Now then, being captivated by Christ and clothed with Christ, what is our response? We rejoice, of course! Verse 10 is the believer’s joyful response at all of this joyful news. “I delight greatly in the Lord; my soul rejoices in my God.” The word translated “delight” is actually the same word for “joy” repeated in the original, so as to amplify the joy.
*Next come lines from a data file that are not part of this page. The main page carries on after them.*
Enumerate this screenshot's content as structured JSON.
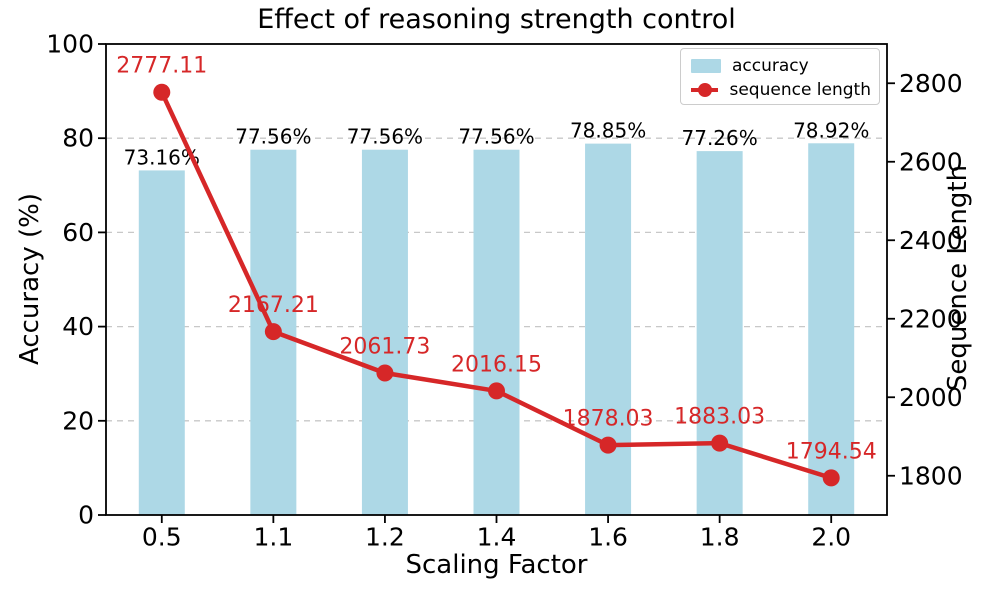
{
  "chart_data": {
    "type": "bar+line",
    "title": "Effect of reasoning strength control",
    "xlabel": "Scaling Factor",
    "ylabel_left": "Accuracy (%)",
    "ylabel_right": "Sequence Length",
    "categories": [
      "0.5",
      "1.1",
      "1.2",
      "1.4",
      "1.6",
      "1.8",
      "2.0"
    ],
    "series": [
      {
        "name": "accuracy",
        "type": "bar",
        "axis": "left",
        "color": "#ADD8E6",
        "values": [
          73.16,
          77.56,
          77.56,
          77.56,
          78.85,
          77.26,
          78.92
        ],
        "labels": [
          "73.16%",
          "77.56%",
          "77.56%",
          "77.56%",
          "78.85%",
          "77.26%",
          "78.92%"
        ]
      },
      {
        "name": "sequence length",
        "type": "line",
        "axis": "right",
        "color": "#d62728",
        "values": [
          2777.11,
          2167.21,
          2061.73,
          2016.15,
          1878.03,
          1883.03,
          1794.54
        ],
        "labels": [
          "2777.11",
          "2167.21",
          "2061.73",
          "2016.15",
          "1878.03",
          "1883.03",
          "1794.54"
        ]
      }
    ],
    "left_axis": {
      "min": 0,
      "max": 100,
      "ticks": [
        "0",
        "20",
        "40",
        "60",
        "80",
        "100"
      ]
    },
    "right_axis": {
      "min": 1700,
      "max": 2900,
      "ticks": [
        "1800",
        "2000",
        "2200",
        "2400",
        "2600",
        "2800"
      ]
    },
    "grid": {
      "show": true,
      "axis": "left",
      "style": "dashed",
      "color": "#c8c8c8"
    },
    "legend": {
      "position": "upper right"
    },
    "colors": {
      "text": "#000000",
      "spine": "#000000"
    }
  }
}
The believer is saying “I rejoiced with great joy” or “I joyfully rejoiced.” Then a different “joy” word is used in the second part, which could also be “exalt” or “celebrate.” The point is clear no matter how we translate it – so long as we have Jesus Christ, we have joy, and reason to rejoice!
Today, this week, next weekend, and throughout the season of Christmas and beyond, rejoice. Delight in the Lord.
How does one do that? I don’t just mean singing favorite Christmas hymns like Joy to the World (while that certainly can be included as a part of it!).
Delighting in and rejoicing in Jesus is not accidental. It is deliberate. It is intentional. It is planned. It is a priority. It is something we can and ought to do every day as we hit the pause button, whether in the morning or at any time of the day. Reflect and be captivated by Christ. Marvel that you are clothed with Christ (you could certainly use Isaiah 61:1-3 for reflection!). Let no other worries or anxieties rob you of rejoicing, for your joy is not a happiness based on happenings, but a joy in Jesus. A perfect joy from a perfect Savior.